Apart from the key issue of her trust in him, or the lack of it, which will be crucial for Yudh's bond with his daughter, there are other questions that pop up.
Someone has clearly placed that report, extracted from Dr. Mehra's crashed car, on Yudh's desk after he had left his office and before Taruni was ushered into his room.
1) How did that person know that Taruni was going to come there then? He/she must have been right there in the office to be able to do it after she turned up unexpectedly.
2) How did he/she know that Yudh had told Cindy to ask Taruni to look at some of the files on his desk? If he had not said that, Taruni would never have gone near his desk at all, not to speak of reading any of the files there. Now this means that the either the file was put there by Cindy, or by someone who heard her tell Taruni that her father had wanted her to look at the files. I would plump for Cindy.
(The absent) Mona: As I had noted the last time, I do not have much sympathy to spare for Mona, whose lack of judgment and clear thinking have landed her in the mess where she is now.
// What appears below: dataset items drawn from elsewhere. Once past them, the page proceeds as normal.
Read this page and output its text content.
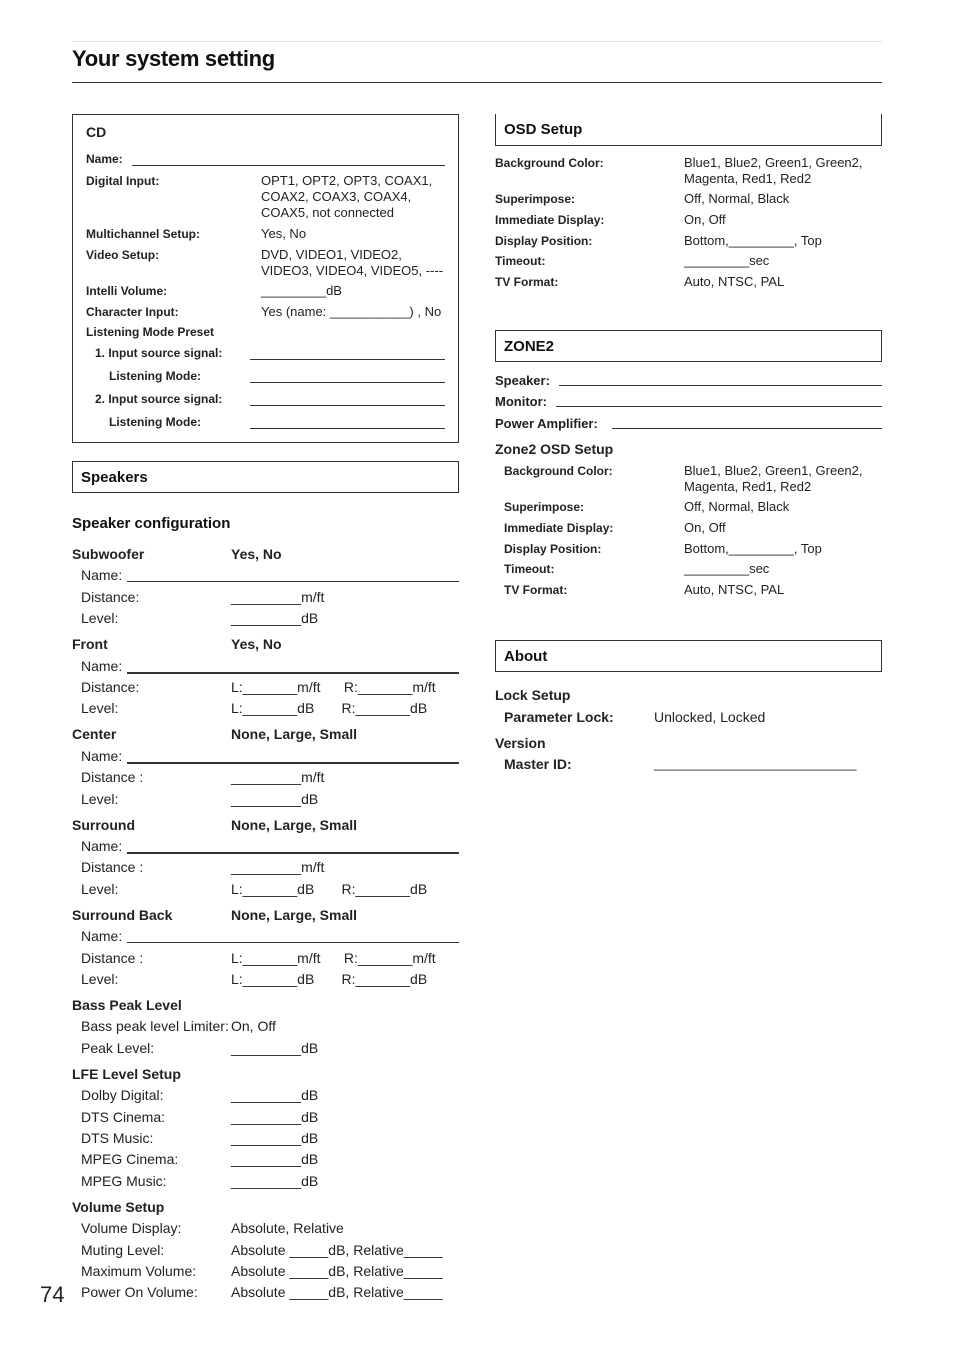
Your system setting
CD
Name:
Digital Input:	OPT1, OPT2, OPT3, COAX1,
COAX2, COAX3, COAX4,
COAX5, not connected
Multichannel Setup:	Yes, No
Video Setup:	DVD, VIDEO1, VIDEO2,
VIDEO3, VIDEO4, VIDEO5, ----
Intelli Volume:	_________dB
Character Input:	Yes (name: ___________) , No
Listening Mode Preset
1. Input source signal:
Listening Mode:
2. Input source signal:
Listening Mode:
Speakers
Speaker configuration
Subwoofer	Yes, No
Name:
Distance:	_________m/ft
Level:	_________dB
Front	Yes, No
Name:
Distance:	L:_______m/ft      R:_______m/ft
Level:	L:_______dB       R:_______dB
Center	None, Large, Small
Name:
Distance :	_________m/ft
Level:	_________dB
Surround	None, Large, Small
Name:
Distance :	_________m/ft
Level:	L:_______dB       R:_______dB
Surround Back	None, Large, Small
Name:
Distance :	L:_______m/ft      R:_______m/ft
Level:	L:_______dB       R:_______dB
Bass Peak Level
Bass peak level Limiter: On, Off
Peak Level:	_________dB
LFE Level Setup
Dolby Digital:	_________dB
DTS Cinema:	_________dB
DTS Music:	_________dB
MPEG Cinema:	_________dB
MPEG Music:	_________dB
Volume Setup
Volume Display:	Absolute, Relative
Muting Level:	Absolute _____dB, Relative_____
Maximum Volume: Absolute _____dB, Relative_____
Power On Volume: Absolute _____dB, Relative_____
OSD Setup
Background Color:	Blue1, Blue2, Green1, Green2,
Magenta, Red1, Red2
Superimpose:	Off, Normal, Black
Immediate Display:	On, Off
Display Position:	Bottom,_________, Top
Timeout:	_________sec
TV Format:	Auto, NTSC, PAL
ZONE2
Speaker:
Monitor:
Power Amplifier:
Zone2 OSD Setup
Background Color:	Blue1, Blue2, Green1, Green2,
Magenta, Red1, Red2
Superimpose:	Off, Normal, Black
Immediate Display:	On, Off
Display Position:	Bottom,_________, Top
Timeout:	_________sec
TV Format:	Auto, NTSC, PAL
About
Lock Setup
Parameter Lock:	Unlocked, Locked
Version
Master ID:	____________________________
74
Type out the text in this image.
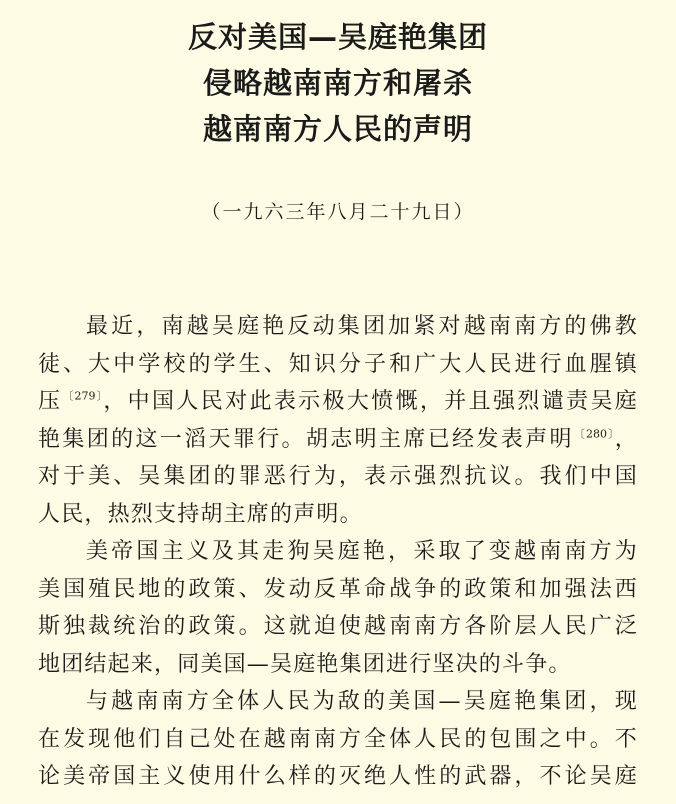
反对美国—吴庭艳集团
侵略越南南方和屠杀
越南南方人民的声明
（一九六三年八月二十九日）
最近，南越吴庭艳反动集团加紧对越南南方的佛教
徒、大中学校的学生、知识分子和广大人民进行血腥镇
压$^{〔279〕}$，中国人民对此表示极大愤慨，并且强烈谴责吴庭
艳集团的这一滔天罪行。胡志明主席已经发表声明$^{〔280〕}$，
对于美、吴集团的罪恶行为，表示强烈抗议。我们中国
人民，热烈支持胡主席的声明。
美帝国主义及其走狗吴庭艳，采取了变越南南方为
美国殖民地的政策、发动反革命战争的政策和加强法西
斯独裁统治的政策。这就迫使越南南方各阶层人民广泛
地团结起来，同美国—吴庭艳集团进行坚决的斗争。
与越南南方全体人民为敌的美国—吴庭艳集团，现
在发现他们自己处在越南南方全体人民的包围之中。不
论美帝国主义使用什么样的灭绝人性的武器，不论吴庭
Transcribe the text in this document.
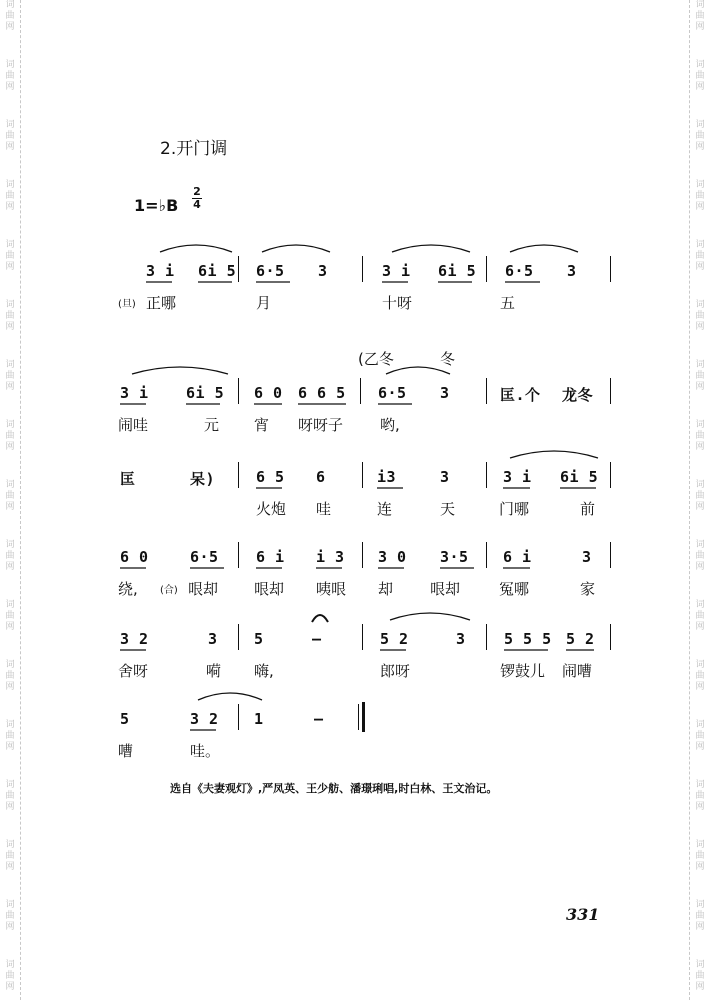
词
曲
网
词
曲
网
词
曲
网
词
曲
网
词
曲
网
词
曲
网
词
曲
网
词
曲
网
词
曲
网
词
曲
网
词
曲
网
词
曲
网
词
曲
网
词
曲
网
词
曲
网
词
曲
网
词
曲
网
词
曲
网
词
曲
网
词
曲
网
词
曲
网
词
曲
网
词
曲
网
词
曲
网
词
曲
网
词
曲
网
词
曲
网
词
曲
网
词
曲
网
词
曲
网
词
曲
网
词
曲
网
词
曲
网
词
曲
网
2.开门调
1=♭B
2
4
3 i 6i 5 6·5 3	3 i 6i 5 6·5 3
(旦) 正哪	月	十呀	五
(乙冬	冬
3 i 6i 5 6 0 6 6 5 6·5 3	匡.个 龙冬
闹哇	元 宵 呀呀子 哟,
匡	呆)	6 5 6	i3	3	3 i 6i 5
火炮 哇	连	天	门哪	前
6 0	6·5 6 i i 3 3 0 3·5 6 i	3
绕, (合) 哏却 哏却 咦哏 却 哏却	冤哪	家
3 2	3 5	—	5 2	3	5 5 5 5 2
舍呀	嗬 嗨,	郎呀	锣鼓儿 闹嘈
5	3 2 1	—
嘈	哇。
选自《夫妻观灯》,严凤英、王少舫、潘璟琍唱,时白林、王文治记。
331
For me , that was the most disheartening part of the previous episode: the sheer lack of commonsense and guts even in a modern professional woman.
Now that she has landed Shanti Constructions in a dangerous position, with sensitive information in Kapil's hands (one at least hopes that she has had the sense to encrypt the files, and to have a strong password for the laptop and then for the documents), what does she and what does Anand propose to do about it?
In their place, I would have asked that troubleshooter of theirs, Dabra (?) to catch Kapil, have 3 thugs crowd him, put a gun to his head and get the laptop and the mobile back. It is the only effective course of action, and it is not as though they do not use such strong arm methods; they did it with Rahul Sharma.
But as it is, Anand does not seem to be doing anything but gasp 'What?" , when he hears of this disaster, and then he has to rush off to join Yudh at the mining site.
Question of the day: Mona calls Anand with congratulations about Rishi's rescue even as Yudh & Co. are discussing with the police about how best to word the announcement. How come? Is she telepathic?